With Francisco Rodriguez coming off 44 saves and an All-Star year, the Brewers aren’t going to pursue bringing him back. He’s likely to be seeking a contract similar to Broxton’s—something that really wouldn’t work for Milwaukee’s budget.

"“You’re looking at $18 million for your setup and closer?” Roenicke asked. “We’re not the Dodgers. That’s what it comes down to. Frankie had a good year, but because of where we are, I don’t know how we bring him in for that number.”"

The Brewers acquired Broxton at the postseason eligibility deadline of Aug. 31 last season, trading minor-league right-handers Kevin Shackelford and Barrett Astin to the Cincinnati Reds to complete the deal in September.

Broxton has extensive closing experience, earning two All-Star game nods in 2009-10 when he was closing for the Dodgers, including a 36-save season in 2009. Broxton saved seven games for the Reds last season when he was filling in for injured Aroldis Chapman early in the year.

A lot of fans aren’t happy with the wait-and-see approach and want Melvin and the Brewers to be more aggressive.
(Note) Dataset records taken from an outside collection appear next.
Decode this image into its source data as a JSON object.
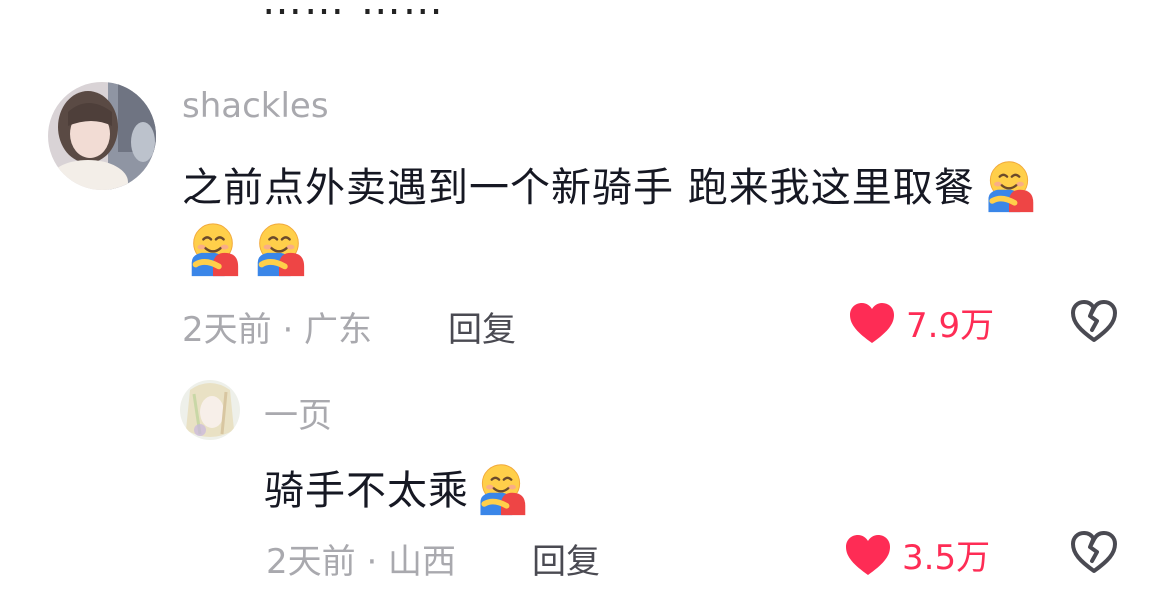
{
  "top_cut_text": "…… ……",
  "comments": [
    {
      "username": "shackles",
      "line1": "之前点外卖遇到一个新骑手 跑来我这里取餐",
      "meta": "2天前 · 广东",
      "reply_label": "回复",
      "likes": "7.9万",
      "liked": true
    },
    {
      "username": "一页",
      "line1": "骑手不太乘",
      "meta": "2天前 · 山西",
      "reply_label": "回复",
      "likes": "3.5万",
      "liked": true
    }
  ],
  "icons": {
    "like": "heart-icon",
    "dislike": "broken-heart-icon",
    "emoji": "hugging-face-emoji"
  },
  "colors": {
    "like_active": "#fe2c55",
    "meta_text": "#a9a9ae",
    "body_text": "#161823",
    "icon_gray": "#4a4a52"
  }
}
I understand that. But I also understand this team wasn’t very far away from winning a division title last season and the addition of Lind—who had the highest splits in baseball against right-handed pitching—filled the one glaring need in the lineup (left-handed power and a first baseman who can actually, you know, hit).

And it’s worth pointing out that the teams that have won the offseason recently haven’t done the same once actual baseball was being played.

I mean, how did that 2012 Miami Marlins dynasty work out?